|05-05-2014 05:24 PM|
Would appreciated it - thanks.
|05-05-2014 01:02 AM|
|Jaythethird||You need to show your dog that the object of the game is giving you the ball, not running after it. You have to make the connection of your hand on the object is when their job is done. Starts small. Retrieving dummies from your local hunting store are really good in giving enough room for your hands on the object and in their mouth. Hold on to the object, whenever she mouths it reward with however you do. Then what you want to do is move it lower to the ground and get them to pick it up a lil while you are still holding it. Any movement of the object toward you is a successful retrieve at that moment.
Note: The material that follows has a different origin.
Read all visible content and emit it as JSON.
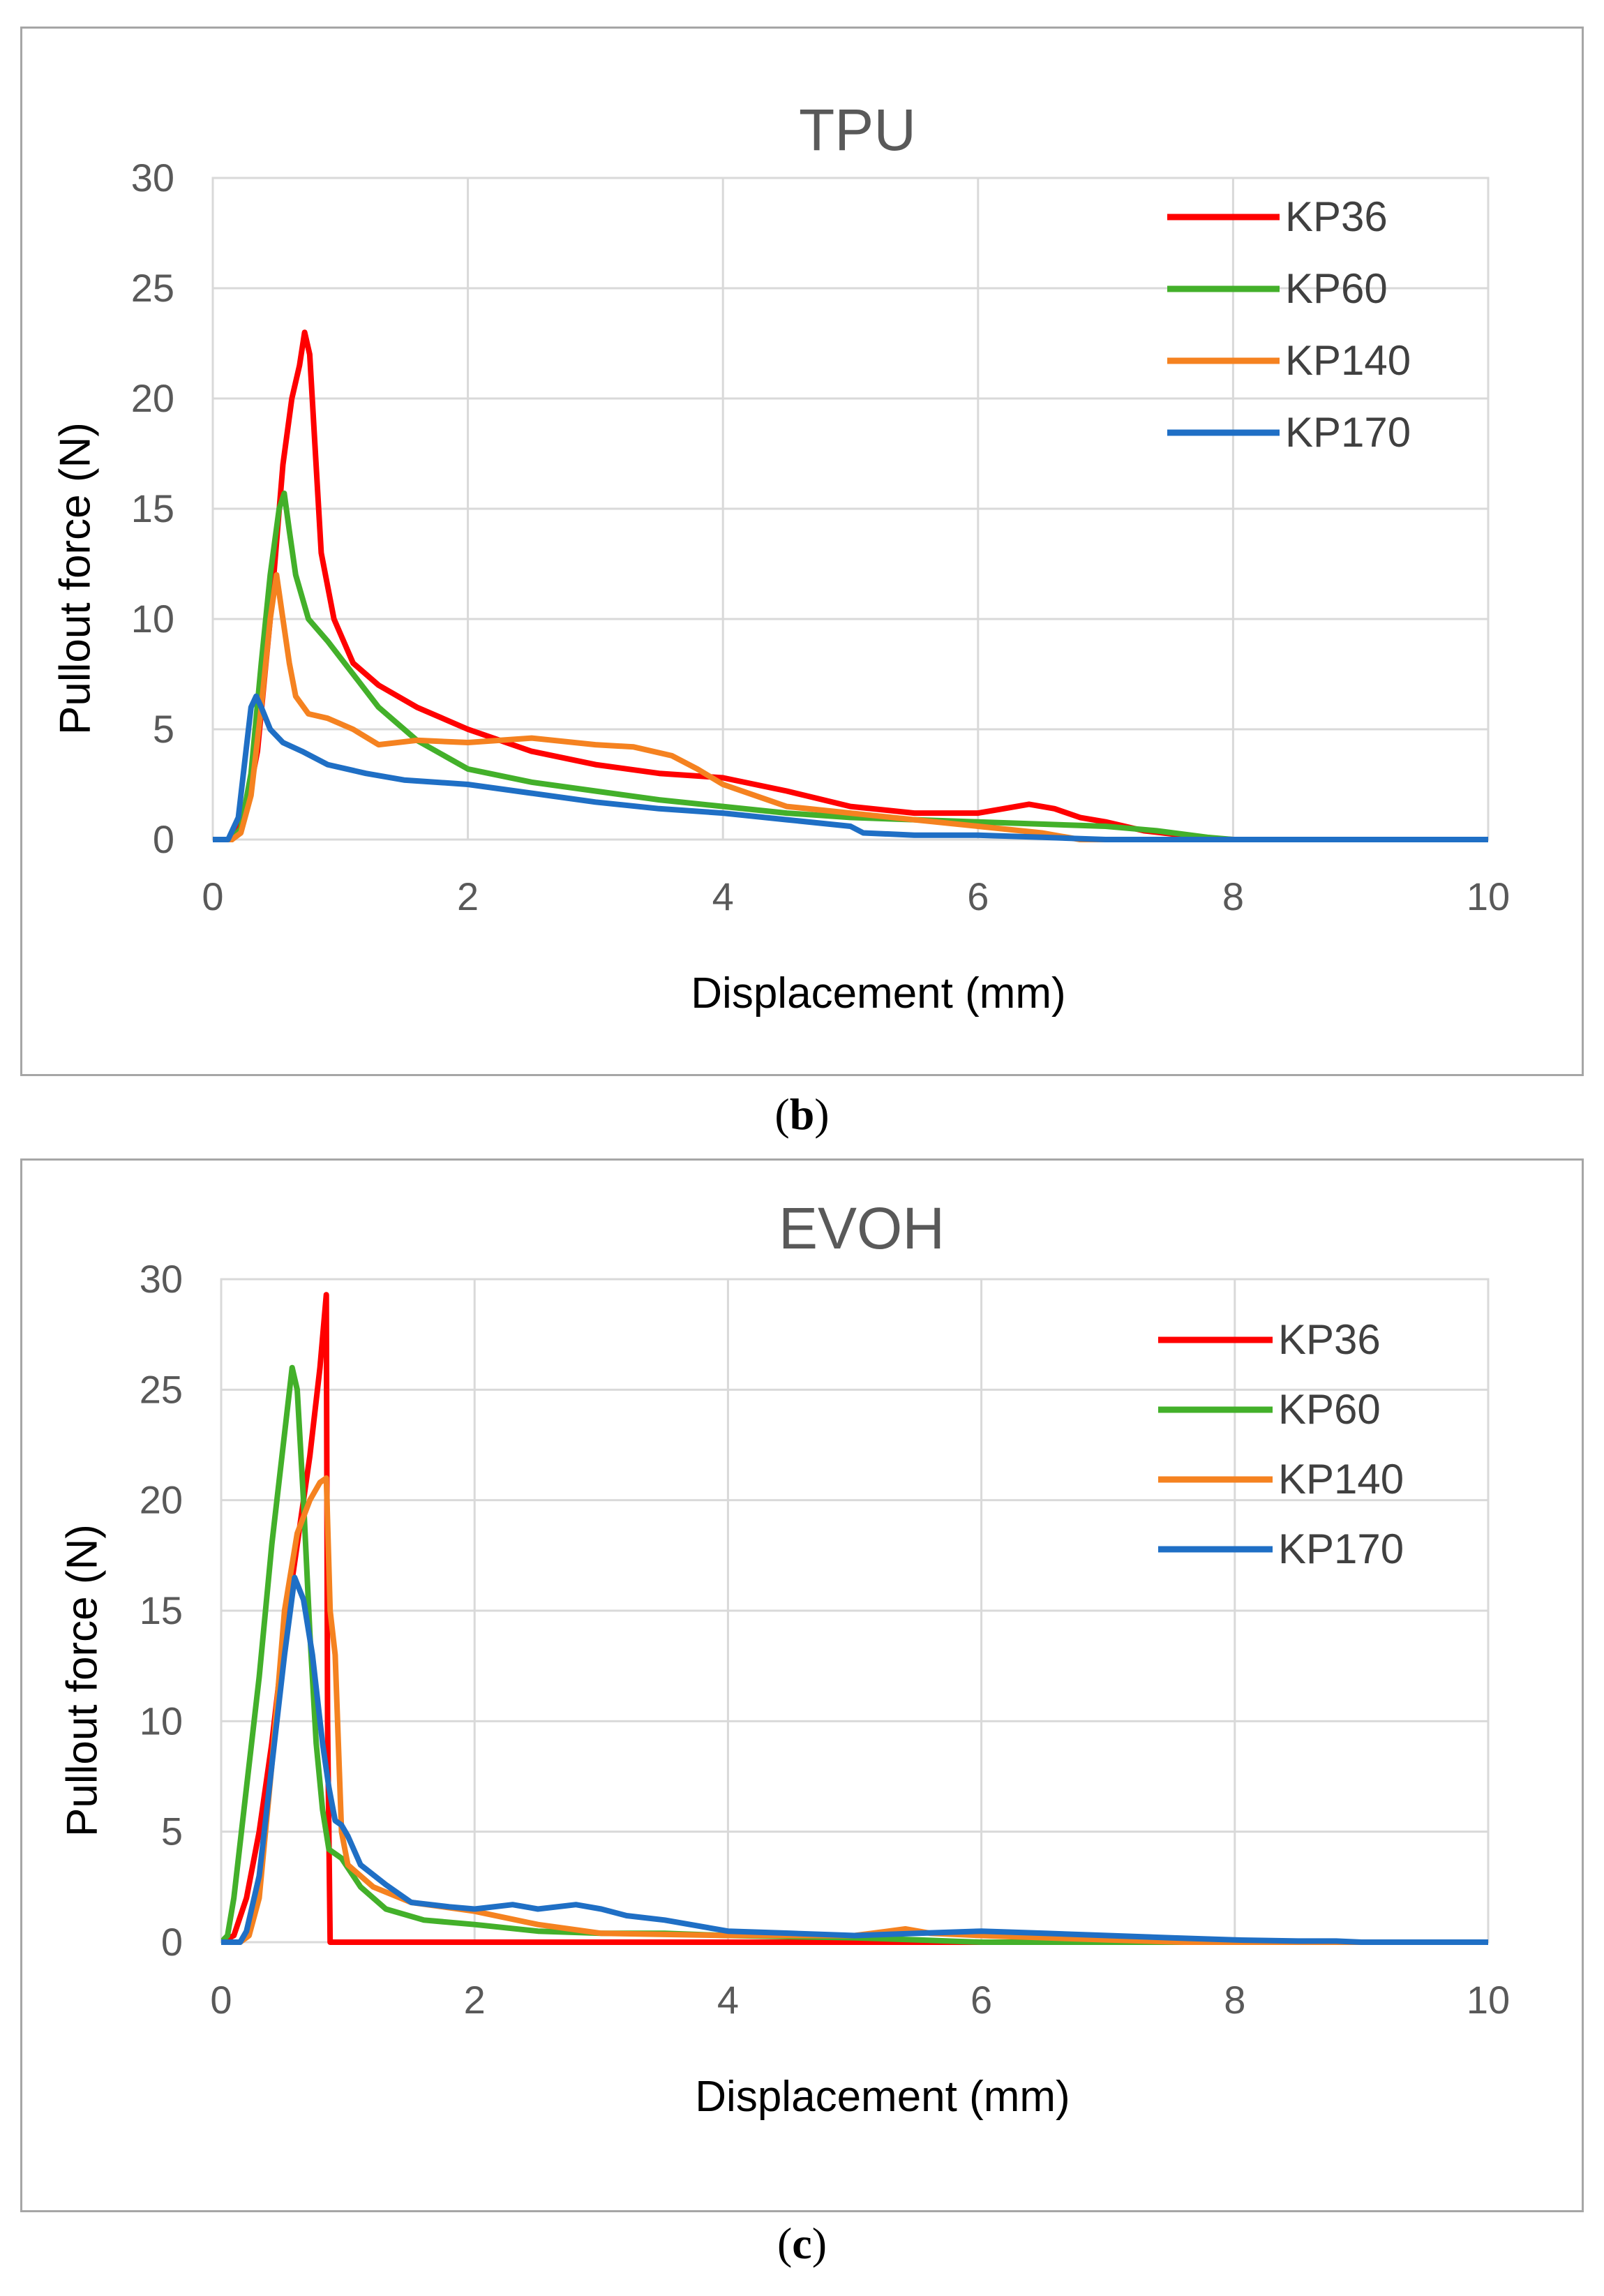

Once that is mastered just walk and drop the object and have them give it to you. Increase distance as you master it. The object of fetch is not chasing an object it's giving the object to the master no matter if it is a 100yd retrieve or a 2 foot retrieve :-D|
|05-04-2014 08:41 PM|
Have you tried using two balls? Throwing one, and have another in your hand. Maybe then your dog will come to you.
You could also try giving attention when she has the ball; stroking, rubbing, petting, etc. This could get her to understand that you don't want to take the ball away from her.
Sent from Petguide.com Free App
|05-04-2014 08:39 PM|
Dax would do the same thing. He would actually only play fetch inside but outside would chase after the ball, grab it and act like he was brining it back. He'd run past me or drop it a few feet away. About a month and a half ago, it's like switch flipped and now he'll play outside, actually shoving the ball into my hand most times.
Try walking away instead of waiting her out. Chances are, she'll grab the ball to follow you. When she does, praise her for it. Each time she brings the ball closer, praise. I still praise Dax and tell him to bring me the ball even when he's coming to me with it and praise heavily when he gives me the ball.
|05-04-2014 08:16 PM|
I own a dog which was just like that, frustrated me, no doubt....However, she's pretty much completely over that now at 20 months...probably has been for 6-8 months....once in a while if she makes a great snare on the tennis ball, she might take one victory lap around my garden before she returns it to me.
I'll have to give you quite the high praise for being patient..waiting a half an hour...that's out of my league.
Rewinding the tape, I know I brought the game of retrieve where my odds were better, so we played indoors in a confined area...it took awhile but she started giving it up close to me.
I also recall and this is more to your point....I read up on this attitude called "right of ownership" exhibited by dogs ( humans as well I suppose )...it was an education for me and turned the tide regarding my dog getting all possessive over certain objects....tennis balls, frisbee and sticks etc.
What I have now come to find as a benefit of this puppy behavior is the usefulness of these items ( frisbee in my case ) as a training "treat". There is a video posted by Baliff showing this type of treat being used...great video.
Anyway, I am getting ahead of the current situation..... my reading up on right of ownership by a dog opened my eyes. Body posture, where they place the items they are possessive of and how they let other dogs and humans know "this is mine" ....understanding this helped me curb the situation you are experiencing.
Wow !! waiting a half an hour....that is patience !!!
|05-04-2014 07:43 PM|
Still having problems with fetch?
She loves to run after the ball but she always stops a meter or two away from me.....even if I have another ball she will usually drop it a good bit away from me.
She thinks the ball is hers. I have waited patiently for up to a half hour on a few occasions to see if she would get bored and eventually bring it but she won't; again, if I can stress she loves running to the ball
With treats she drops the ball early as well although I'll have to start trying that again.